1. Field of the Invention
The present invention relates to a method of manufacturing a semiconductor device, and more particularly, to a multi-level interconnect technology.
2. Description of the Related Art
In general, a contact for electrically connecting upper and lower conductive layers is formed as follows in a semiconductor device. After an interlayer dielectric film is formed on the lower conductive layer, a contact hole to expose the lower conductive layer is formed by etching the interlayer dielectric film in which the contact is to be made. The upper conductive layer is formed by depositing a conductive material in the contact hole and on the interlayer dielectric film so as to fill the contact hole, and patterning the conductive material on the interlayer dielectric film to have a desired shape. When the aspect ratio of the contact hole is large or a material for filling the contact hole is different from the material of which the upper conductive layer is formed, the patterned conductive material is not used as the upper conductive layer. In other words, the conductive material deposited on the interlayer dielectric film is removed and the conductive material is left only inside the contact hole. What fills the contact hole is called a contact plug. In the present invention, the contact plug is formed of polysilicon, which is widely used for semiconductor devices.
When the contact plug is formed of polysilicon, the conductive material deposited on the interlayer dielectric film must be removed. Typically, the conductive material is removed by a chemical mechanical polishing (CMP) method and an etch-back method. The CMP method is, however, costly and its process stability has not been sufficiently secured yet.

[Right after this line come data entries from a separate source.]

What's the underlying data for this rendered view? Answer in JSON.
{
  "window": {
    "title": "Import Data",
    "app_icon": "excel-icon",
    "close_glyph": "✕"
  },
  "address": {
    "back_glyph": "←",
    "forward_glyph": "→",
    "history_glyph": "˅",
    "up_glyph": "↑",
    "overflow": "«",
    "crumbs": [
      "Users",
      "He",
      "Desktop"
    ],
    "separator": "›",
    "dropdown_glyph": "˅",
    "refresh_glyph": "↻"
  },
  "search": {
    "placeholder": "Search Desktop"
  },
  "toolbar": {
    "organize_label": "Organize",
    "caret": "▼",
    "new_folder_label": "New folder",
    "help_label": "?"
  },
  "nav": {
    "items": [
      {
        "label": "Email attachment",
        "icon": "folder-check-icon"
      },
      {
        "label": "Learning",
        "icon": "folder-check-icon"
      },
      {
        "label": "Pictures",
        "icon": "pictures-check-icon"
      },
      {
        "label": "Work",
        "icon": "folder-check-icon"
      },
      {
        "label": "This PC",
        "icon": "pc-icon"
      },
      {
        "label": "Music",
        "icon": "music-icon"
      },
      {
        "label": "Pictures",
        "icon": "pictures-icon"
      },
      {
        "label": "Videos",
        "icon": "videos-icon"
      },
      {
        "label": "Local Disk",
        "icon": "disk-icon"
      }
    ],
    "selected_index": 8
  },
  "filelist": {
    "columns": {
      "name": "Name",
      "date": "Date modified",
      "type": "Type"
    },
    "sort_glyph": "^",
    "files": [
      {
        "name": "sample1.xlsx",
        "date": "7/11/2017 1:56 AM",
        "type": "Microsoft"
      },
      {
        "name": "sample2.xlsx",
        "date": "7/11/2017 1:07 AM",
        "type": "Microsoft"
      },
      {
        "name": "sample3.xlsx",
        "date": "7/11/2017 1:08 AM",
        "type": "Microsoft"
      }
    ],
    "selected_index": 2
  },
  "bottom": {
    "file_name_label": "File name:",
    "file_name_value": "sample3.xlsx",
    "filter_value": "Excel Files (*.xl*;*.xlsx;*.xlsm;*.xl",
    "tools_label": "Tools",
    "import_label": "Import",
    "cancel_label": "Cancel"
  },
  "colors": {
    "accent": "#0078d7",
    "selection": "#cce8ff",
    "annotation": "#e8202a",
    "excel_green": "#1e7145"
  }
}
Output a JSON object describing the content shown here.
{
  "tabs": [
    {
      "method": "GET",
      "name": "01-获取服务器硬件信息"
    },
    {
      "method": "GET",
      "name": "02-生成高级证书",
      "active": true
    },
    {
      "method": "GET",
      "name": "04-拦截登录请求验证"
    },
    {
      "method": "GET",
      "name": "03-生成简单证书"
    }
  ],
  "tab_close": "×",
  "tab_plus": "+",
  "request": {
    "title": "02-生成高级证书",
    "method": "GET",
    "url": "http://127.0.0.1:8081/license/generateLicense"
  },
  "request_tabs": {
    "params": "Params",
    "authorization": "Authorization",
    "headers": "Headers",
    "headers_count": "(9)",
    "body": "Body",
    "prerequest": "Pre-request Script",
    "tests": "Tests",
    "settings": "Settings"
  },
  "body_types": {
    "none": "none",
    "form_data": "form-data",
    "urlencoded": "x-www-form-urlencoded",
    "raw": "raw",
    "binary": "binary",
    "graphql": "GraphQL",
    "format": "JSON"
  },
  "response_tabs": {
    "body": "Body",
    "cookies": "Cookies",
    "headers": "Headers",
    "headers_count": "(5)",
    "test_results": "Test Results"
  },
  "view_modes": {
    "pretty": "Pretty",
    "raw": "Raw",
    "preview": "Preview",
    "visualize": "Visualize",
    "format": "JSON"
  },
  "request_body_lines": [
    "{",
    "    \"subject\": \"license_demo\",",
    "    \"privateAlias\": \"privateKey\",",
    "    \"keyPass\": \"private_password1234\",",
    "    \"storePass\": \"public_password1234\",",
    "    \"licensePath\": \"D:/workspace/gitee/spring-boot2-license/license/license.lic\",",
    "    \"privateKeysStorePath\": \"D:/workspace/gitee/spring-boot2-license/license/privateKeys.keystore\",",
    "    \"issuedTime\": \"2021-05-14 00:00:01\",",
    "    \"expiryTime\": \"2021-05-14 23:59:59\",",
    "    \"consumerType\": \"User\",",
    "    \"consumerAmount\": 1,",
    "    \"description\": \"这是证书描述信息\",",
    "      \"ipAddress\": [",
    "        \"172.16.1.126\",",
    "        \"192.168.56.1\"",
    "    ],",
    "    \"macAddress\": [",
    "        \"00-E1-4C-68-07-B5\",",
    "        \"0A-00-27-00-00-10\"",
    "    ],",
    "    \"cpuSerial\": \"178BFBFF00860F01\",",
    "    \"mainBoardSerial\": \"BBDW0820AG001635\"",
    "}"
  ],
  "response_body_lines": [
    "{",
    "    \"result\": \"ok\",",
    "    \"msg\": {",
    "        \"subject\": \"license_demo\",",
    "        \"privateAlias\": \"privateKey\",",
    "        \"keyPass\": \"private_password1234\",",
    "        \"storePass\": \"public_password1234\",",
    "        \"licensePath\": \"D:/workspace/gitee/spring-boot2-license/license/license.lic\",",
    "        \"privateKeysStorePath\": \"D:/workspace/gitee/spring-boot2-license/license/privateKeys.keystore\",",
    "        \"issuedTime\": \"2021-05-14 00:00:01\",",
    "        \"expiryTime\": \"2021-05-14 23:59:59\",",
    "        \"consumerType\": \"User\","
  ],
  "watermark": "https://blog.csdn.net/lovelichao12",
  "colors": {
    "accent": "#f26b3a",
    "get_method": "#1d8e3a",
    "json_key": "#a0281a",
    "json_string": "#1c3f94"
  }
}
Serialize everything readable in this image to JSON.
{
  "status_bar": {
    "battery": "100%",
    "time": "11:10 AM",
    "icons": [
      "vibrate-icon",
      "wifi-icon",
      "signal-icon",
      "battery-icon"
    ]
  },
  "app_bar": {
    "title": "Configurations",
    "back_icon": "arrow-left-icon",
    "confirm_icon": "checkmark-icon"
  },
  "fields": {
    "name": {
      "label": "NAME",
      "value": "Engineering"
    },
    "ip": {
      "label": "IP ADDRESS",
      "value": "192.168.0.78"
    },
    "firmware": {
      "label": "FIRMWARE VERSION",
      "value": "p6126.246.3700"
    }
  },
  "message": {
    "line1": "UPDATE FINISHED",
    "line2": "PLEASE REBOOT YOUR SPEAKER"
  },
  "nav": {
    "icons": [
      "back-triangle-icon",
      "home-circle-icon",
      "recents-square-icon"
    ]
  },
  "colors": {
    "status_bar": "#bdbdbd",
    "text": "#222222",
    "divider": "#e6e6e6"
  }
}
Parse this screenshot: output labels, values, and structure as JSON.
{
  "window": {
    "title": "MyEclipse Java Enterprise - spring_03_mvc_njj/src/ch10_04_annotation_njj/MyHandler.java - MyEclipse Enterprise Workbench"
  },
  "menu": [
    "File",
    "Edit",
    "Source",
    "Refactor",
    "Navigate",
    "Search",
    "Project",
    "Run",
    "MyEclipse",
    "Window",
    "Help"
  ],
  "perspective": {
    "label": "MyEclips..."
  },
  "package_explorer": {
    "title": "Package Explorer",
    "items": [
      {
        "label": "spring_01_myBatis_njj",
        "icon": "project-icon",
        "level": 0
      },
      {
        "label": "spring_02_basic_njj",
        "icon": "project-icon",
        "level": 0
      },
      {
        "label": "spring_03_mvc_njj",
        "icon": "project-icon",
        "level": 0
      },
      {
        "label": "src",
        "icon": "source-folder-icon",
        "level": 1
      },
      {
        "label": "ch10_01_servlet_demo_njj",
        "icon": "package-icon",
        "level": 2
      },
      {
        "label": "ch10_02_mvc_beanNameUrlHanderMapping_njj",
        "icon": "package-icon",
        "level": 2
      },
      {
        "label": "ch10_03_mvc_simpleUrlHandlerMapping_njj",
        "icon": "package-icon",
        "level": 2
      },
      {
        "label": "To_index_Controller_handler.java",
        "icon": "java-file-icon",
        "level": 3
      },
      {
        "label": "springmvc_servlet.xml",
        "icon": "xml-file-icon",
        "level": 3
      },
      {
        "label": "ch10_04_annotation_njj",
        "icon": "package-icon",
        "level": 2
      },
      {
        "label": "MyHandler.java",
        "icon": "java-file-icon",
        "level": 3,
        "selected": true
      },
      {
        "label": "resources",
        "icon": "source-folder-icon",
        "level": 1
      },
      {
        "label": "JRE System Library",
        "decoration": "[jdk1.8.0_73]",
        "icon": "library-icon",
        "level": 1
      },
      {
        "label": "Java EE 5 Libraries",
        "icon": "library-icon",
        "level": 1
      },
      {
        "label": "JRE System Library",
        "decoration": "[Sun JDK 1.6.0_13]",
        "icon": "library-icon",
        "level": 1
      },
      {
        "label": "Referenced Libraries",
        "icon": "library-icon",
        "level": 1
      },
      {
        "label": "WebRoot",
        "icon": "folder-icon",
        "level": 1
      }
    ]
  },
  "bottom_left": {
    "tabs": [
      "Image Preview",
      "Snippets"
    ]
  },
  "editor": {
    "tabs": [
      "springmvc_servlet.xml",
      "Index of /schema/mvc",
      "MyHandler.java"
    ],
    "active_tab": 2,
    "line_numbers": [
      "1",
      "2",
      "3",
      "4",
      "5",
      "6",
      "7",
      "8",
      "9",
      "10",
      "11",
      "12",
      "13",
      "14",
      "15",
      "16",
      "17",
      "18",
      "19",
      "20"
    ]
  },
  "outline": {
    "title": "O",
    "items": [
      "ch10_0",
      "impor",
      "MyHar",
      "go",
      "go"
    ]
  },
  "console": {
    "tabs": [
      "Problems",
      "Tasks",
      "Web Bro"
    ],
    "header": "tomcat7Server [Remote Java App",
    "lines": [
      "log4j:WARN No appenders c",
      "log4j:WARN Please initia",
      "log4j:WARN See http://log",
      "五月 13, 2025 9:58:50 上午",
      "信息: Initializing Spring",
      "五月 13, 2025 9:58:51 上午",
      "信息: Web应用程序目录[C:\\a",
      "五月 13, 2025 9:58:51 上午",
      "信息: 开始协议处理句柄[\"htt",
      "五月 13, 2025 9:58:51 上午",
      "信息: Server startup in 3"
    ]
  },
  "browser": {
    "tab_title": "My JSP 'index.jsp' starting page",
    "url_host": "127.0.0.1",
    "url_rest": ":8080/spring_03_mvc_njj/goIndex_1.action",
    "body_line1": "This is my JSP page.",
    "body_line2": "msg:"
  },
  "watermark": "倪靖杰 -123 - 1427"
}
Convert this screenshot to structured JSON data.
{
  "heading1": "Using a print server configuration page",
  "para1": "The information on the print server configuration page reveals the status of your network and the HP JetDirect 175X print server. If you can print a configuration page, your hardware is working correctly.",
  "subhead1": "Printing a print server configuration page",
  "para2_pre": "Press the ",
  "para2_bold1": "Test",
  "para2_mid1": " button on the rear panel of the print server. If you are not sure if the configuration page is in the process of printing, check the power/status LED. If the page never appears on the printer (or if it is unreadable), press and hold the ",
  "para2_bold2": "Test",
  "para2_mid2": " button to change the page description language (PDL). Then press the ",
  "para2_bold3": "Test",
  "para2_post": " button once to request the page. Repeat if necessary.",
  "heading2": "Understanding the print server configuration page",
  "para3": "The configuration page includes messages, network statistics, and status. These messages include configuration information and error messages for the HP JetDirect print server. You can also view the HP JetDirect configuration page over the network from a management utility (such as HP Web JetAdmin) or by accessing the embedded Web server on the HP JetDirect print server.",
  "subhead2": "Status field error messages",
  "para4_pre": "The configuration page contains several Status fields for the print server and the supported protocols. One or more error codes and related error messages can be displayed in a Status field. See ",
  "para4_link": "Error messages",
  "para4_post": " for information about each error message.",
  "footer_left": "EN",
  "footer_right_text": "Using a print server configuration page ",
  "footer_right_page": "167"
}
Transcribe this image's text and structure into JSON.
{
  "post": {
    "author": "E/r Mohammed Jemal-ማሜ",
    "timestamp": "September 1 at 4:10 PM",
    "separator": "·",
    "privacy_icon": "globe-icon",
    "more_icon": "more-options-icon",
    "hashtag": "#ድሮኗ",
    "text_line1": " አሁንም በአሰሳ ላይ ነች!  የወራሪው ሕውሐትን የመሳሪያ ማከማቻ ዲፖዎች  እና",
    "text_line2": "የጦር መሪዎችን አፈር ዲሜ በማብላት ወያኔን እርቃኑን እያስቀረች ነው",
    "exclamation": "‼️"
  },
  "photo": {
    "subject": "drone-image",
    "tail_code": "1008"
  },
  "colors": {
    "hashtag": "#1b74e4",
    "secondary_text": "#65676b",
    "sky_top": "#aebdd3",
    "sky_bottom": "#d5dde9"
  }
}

Thus the CMP method often causes several problems for the mass production of semiconductor devices. Also, in the CMP method, thickness uniformity deteriorates since the abrasion rate varies depending on the surface area of the wafer. On the other hand, the etch back method is less costly. However, thickness uniformity also deteriorates since the etch rate varies depending on the size of the contact hole.
In particular, referring to FIG. 1 showing a polysilicon contact plug formed using the conventional etch-back method, an interlayer dielectric film 13, which is typically formed of a silicon oxide layer, with a contact hole opened therein, is formed on a lower conductive layer 11 on a substrate. A polysilicon contact plug 15 is formed inside the contact hole. As shown in FIG. 1, the contact plug 15 is slightly recessed, and thus it is not flush with the interlayer dielectric film 13. This is because the polysilicon filling the contact hole is etched and recessed during over-etching of polysilicon using a gas mixture obtained by mixing HBr or He with Cl.sub.2 or SF.sub.6 so that the polysilicon is not left on the interlayer dielectric film 13. The degree of the recession of the contact plug 15 is larger when the uniformity of the etch rate deteriorates due to the large-size contact hole.
The recessed polysilicon contact plug 15, shown in FIG. 1, can cause various problems in subsequent processing steps. In particular, one such problem is observed especially when there is a pattern misalignment as illustrated in FIG. 2. In detail, an etch stop layer 17 is formed on the contact plug 15 and the interlayer dielectric film 13 as shown in FIG. 1. The etch stop layer 17 is usually formed of a silicon nitride layer when the interlayer dielectric film 13 is a silicon oxide layer and has a high etch selectivity with respect to the interlayer dielectric film 13. Next, A second interlayer dielectric film 19 is formed on the etch stop layer 17. Then a second contact hole 20 exposing the contact plug 15 is formed in the second interlayer dielectric film 19. If there is a misalignment between the second contact hole 20 and the underlying plug 15 as shown in FIG. 2, a spacer A of the silicon nitride layer 17 can be formed at the edge of the interlayer dielectric film 13. Accordingly, the contact resistance of the completed contact increases or, in worst case, the contact plug 15 does not get completely exposed. Therefore, contact failure can occur.
Also, when the contact plug 15 is recessed, the degree of planarization of the second dielectric layer 19 overlying the contact plug 15 gets worse. Therefore, it is difficult to accurately pattern the dielectric layer overlying the contact plug 15.